Heidi Grant Halvorson: So there are lots of biases that you can basically count on your perceiver being subject to. They’re going to interfere with the way this person sees you. The first and probably the most common is the confirmation bias. So confirmation bias is the brain’s tendency to once you start to kind of go get a sense of what someone is like, so you show in an initial interaction you start to feel like this is a funny person or this is a smart person or this is someone I can trust. And once you start to have that initial hunch your brain naturally looks for information that confirms that initial hunch and kind of ignores everything else. Psychologists also refer to this tendency to really latch on to early information about a person as the primacy effect. And basically what that means is the information we learn first about another person disproportionately shapes our understanding of them afterward. And so, you know, in a way I sometimes feel bad talking about that because I’d love to be the person that came and said you know how everyone tells you that first impressions are so important. Don’t worry about it. They’re not that important. If anything, what the science shows is that they’re really more important than you even think they are because that first impression is those — the initial information that other person gets about you will have a really major effect on everything else they see.

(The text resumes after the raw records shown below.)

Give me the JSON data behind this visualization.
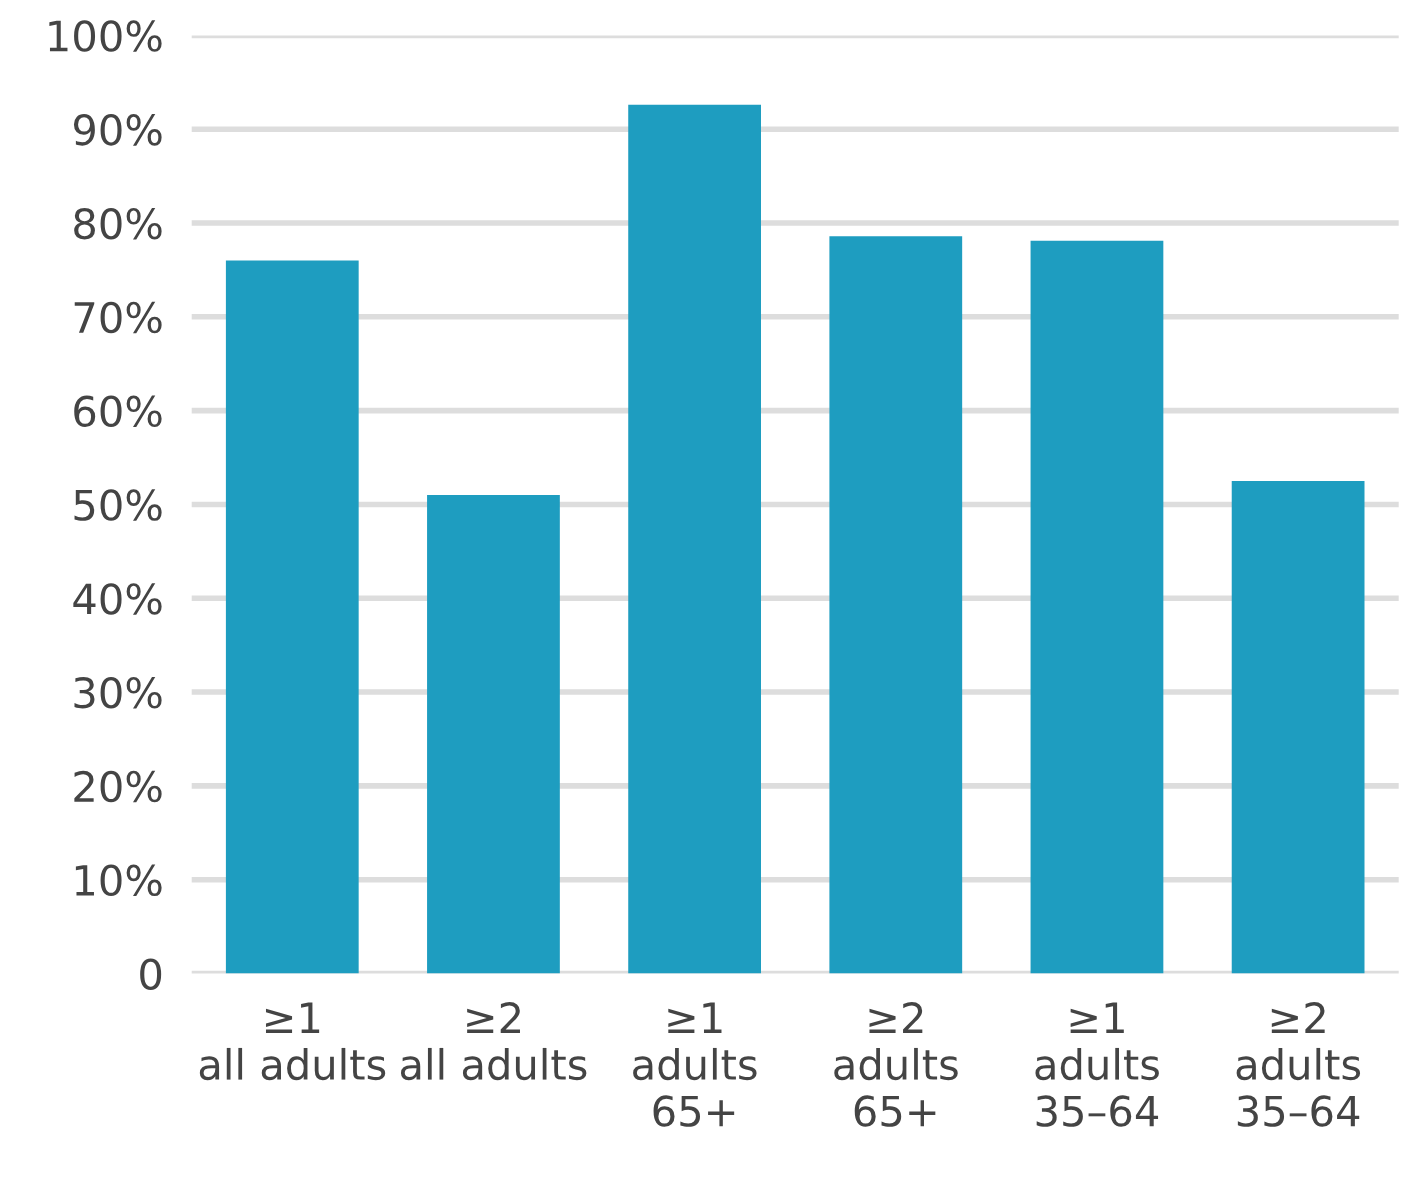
{
  "chart_data": {
    "type": "bar",
    "categories": [
      "≥1\nall adults",
      "≥2\nall adults",
      "≥1\nadults\n65+",
      "≥2\nadults\n65+",
      "≥1\nadults\n35–64",
      "≥2\nadults\n35–64"
    ],
    "values": [
      76,
      51,
      92.6,
      78.6,
      78.1,
      52.5
    ],
    "color": "#1e9dc0",
    "ylim": [
      0,
      100
    ],
    "yticks": [
      0,
      {
        "value": 10,
        "label": "10%"
      },
      {
        "value": 20,
        "label": "20%"
      },
      {
        "value": 30,
        "label": "30%"
      },
      {
        "value": 40,
        "label": "40%"
      },
      {
        "value": 50,
        "label": "50%"
      },
      {
        "value": 60,
        "label": "60%"
      },
      {
        "value": 70,
        "label": "70%"
      },
      {
        "value": 80,
        "label": "80%"
      },
      {
        "value": 90,
        "label": "90%"
      },
      {
        "value": 100,
        "label": "100%"
      }
    ],
    "grid": "y"
  }
}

So, for example, if in your initial encounter with someone you come across as kind of a jerk and you know it. You realize afterwards that you didn’t come across the way you intended to. And so the next day when you come in to work, let’s say, you bring them a cup of coffee and you think well that’ll be nice, a nice gesture. It’ll show them that I’m not a jerk. What’s actually more likely to happen is that they’re going to interpret you giving them coffee with the lens of understanding of how you were a jerk before. So they’ll say oh, can you believe this jerk who’s trying to manipulate me by he thinks just giving me some coffee is going to somehow get me on his side, right. So they’ll feel manipulated by the gesture. They’ll interpret the gesture in a way that’s consistent with what they already think of you. And that’s really the challenge. Now how do you get past confirmation bias? How do you get over the primacy effect when, let’s say, your initial impression you gave someone wasn’t that good. There are a couple of ways to do it. You can kind of think of them as the tortoise and the hare ways of getting people to update their impressions. The tortoise way, because it takes a long time, is simply overwhelming them with an abundance of really eye-catching information that says I’m not who you think I am, right. So it’s not just bringing them a cup of coffee the next day. It’s going out of your way to be nice day after day after day potentially for a couple of months before that person finally realizes there’s so much evidence that you’re a nice person that they say you know what?

What I thought of them originally that’s not true. They’re actually a really nice person. But it takes a ton of information to do that and you really have to hang in there for the long haul. The hare method, which is actually not that fast — it’s really more of a faster tortoise method is to find a way for you to work with that person or have them need you in some way. Because psychologists call this creating an outcome dependency. What it means is that that person, in order for them to get what, they want they have to work with me. And what naturally happens when you create outcome dependency between people is that they become really interested in being accurate about that other person, right. Because if I need you to get what I want, then I’m going to have to really pay attention to who you are and be able to predict you. So people naturally take a second look. They don’t just rely on that initial impression they had. They take another look at you and they’re more willing to update and revise their impression of you in order to be really accurate. This is why you find so often people will say oh, you know, I thought so and so was not that bright, but then I worked with him and I found out that he was really smart. Well yeah, working together creates a real motivation for you to be accurate about the other person and that really opens up a door for you to make a good second impression if you’ve made a poor first one.